Se especializó en Derecho Comercial y desarrolló su carrera en estudios de primera línea. Trabajó en grandes estudios jurídicos, pasó por la Cámara Comercial, se desempeñó luego como in-house en una empresa internacional y más tarde ingresó a un estudio jurídico internacional, donde se dedicó a inversiones extranjeras, fusiones y adquisiciones (M&A) y financiamiento de proyectos.
“Me tocó el boom de internet: todos los días aparecían proyectos que necesitaban inversión, y yo estaba del lado del inversor o del emprendedor con una startup”, recuerda. “Venía de haber sido DJ, así que dentro del mundo de los abogados sabía distinguir un satélite de un tornillo.
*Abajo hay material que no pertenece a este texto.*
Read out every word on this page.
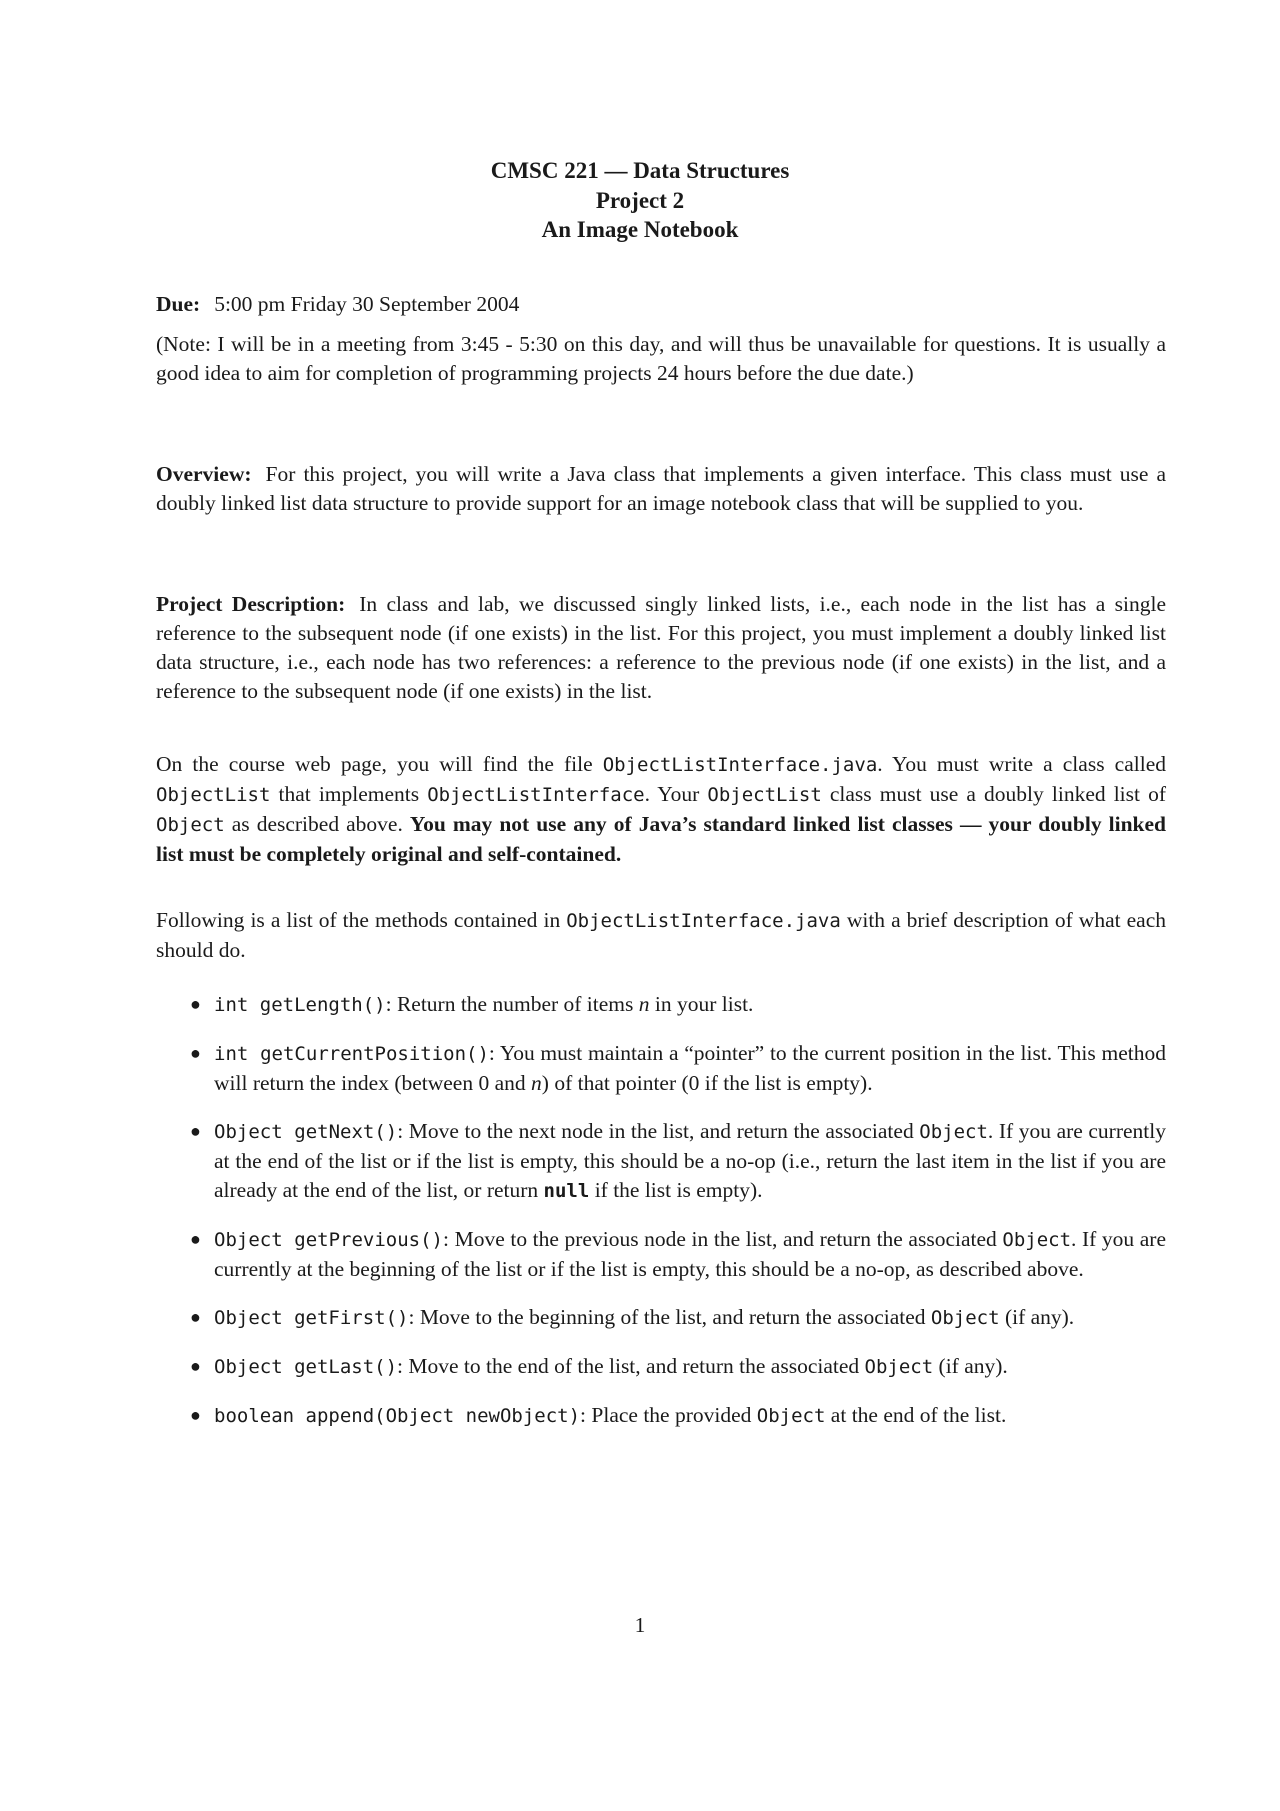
CMSC 221 — Data Structures
Project 2
An Image Notebook

Due: 5:00 pm Friday 30 September 2004

(Note: I will be in a meeting from 3:45 - 5:30 on this day, and will thus be unavailable for questions. It is usually a good idea to aim for completion of programming projects 24 hours before the due date.)

Overview: For this project, you will write a Java class that implements a given interface. This class must use a doubly linked list data structure to provide support for an image notebook class that will be supplied to you.

Project Description: In class and lab, we discussed singly linked lists, i.e., each node in the list has a single reference to the subsequent node (if one exists) in the list. For this project, you must implement a doubly linked list data structure, i.e., each node has two references: a reference to the previous node (if one exists) in the list, and a reference to the subsequent node (if one exists) in the list.

On the course web page, you will find the file ObjectListInterface.java. You must write a class called ObjectList that implements ObjectListInterface. Your ObjectList class must use a doubly linked list of Object as described above. You may not use any of Java’s standard linked list classes — your doubly linked list must be completely original and self-contained.

Following is a list of the methods contained in ObjectListInterface.java with a brief description of what each should do.

● int getLength(): Return the number of items n in your list.
● int getCurrentPosition(): You must maintain a “pointer” to the current position in the list. This method will return the index (between 0 and n) of that pointer (0 if the list is empty).
● Object getNext(): Move to the next node in the list, and return the associated Object. If you are currently at the end of the list or if the list is empty, this should be a no-op (i.e., return the last item in the list if you are already at the end of the list, or return null if the list is empty).
● Object getPrevious(): Move to the previous node in the list, and return the associated Object. If you are currently at the beginning of the list or if the list is empty, this should be a no-op, as described above.
● Object getFirst(): Move to the beginning of the list, and return the associated Object (if any).
● Object getLast(): Move to the end of the list, and return the associated Object (if any).
● boolean append(Object newObject): Place the provided Object at the end of the list.
1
Eso me ayudó a entender los tiempos de internet y el mundo tecnológico”.


En cuarto año de la carrera tomó una decisión íntima y determinante: quería ser un padre de familia cristiano. Más allá de definir “qué hacer”, logró algo poco habitual a esa edad: precisar con claridad quién quería ser. En ese marco, entendió que el trabajo nocturno como DJ no resultaba compatible con el proyecto de vida que imaginaba.
“Nací y crecí en una familia enorme. Somos cinco hermanos, mi mamá tiene nueve hermanos y eso significa algo así como cuarenta primos hermanos dando vueltas. Y después me casé con una mujer que también tiene cinco hermanos. No es casual: lo que siempre quise para mis hijos fue justamente eso, una base fuerte de contención y seguridad para salir a la vida”, agrega.
Así, al momento de recibirse, decidió cerrar esa etapa. Regaló su clientela como DJ a amigos cercanos y se dedicó de lleno al ejercicio del Derecho. Fueron casi diez años de trabajo y vínculos que dejó atrás. Algunos de esos amigos -Pedro Sarapura y Rodrigo Yáñez- terminaron fundando Grupo Sarapura, una de las productoras que transformó la industria de los eventos en la Argentina.
“Siempre digo que una parte de mi historia también está, aunque sea un poco, en la historia de esa industria”, reflexiona.
Viajó, tuvo la posibilidad de estudiar en el exterior y, con el tiempo, decidió dejar los grandes estudios para hacerse cargo del estudio jurídico de su padre, de menor escala. Se asoció con un amigo y con el hijo de éste, luego se sumó su hermano, y juntos lograron consolidar una estructura mediana y dinámica: un estudio de perfil boutique, integrado por alrededor de quince abogados, con fuerte especialización en asuntos internacionales.
El proyecto creció y dio buenos resultados. Acompañaron inversiones extranjeras en la etapa posterior a 2001, operaciones inmobiliarias, desarrollos comerciales y también casos singulares, como asociaciones de pescadores y cazadores que adquirían campos destinados a actividades de caza y pesca.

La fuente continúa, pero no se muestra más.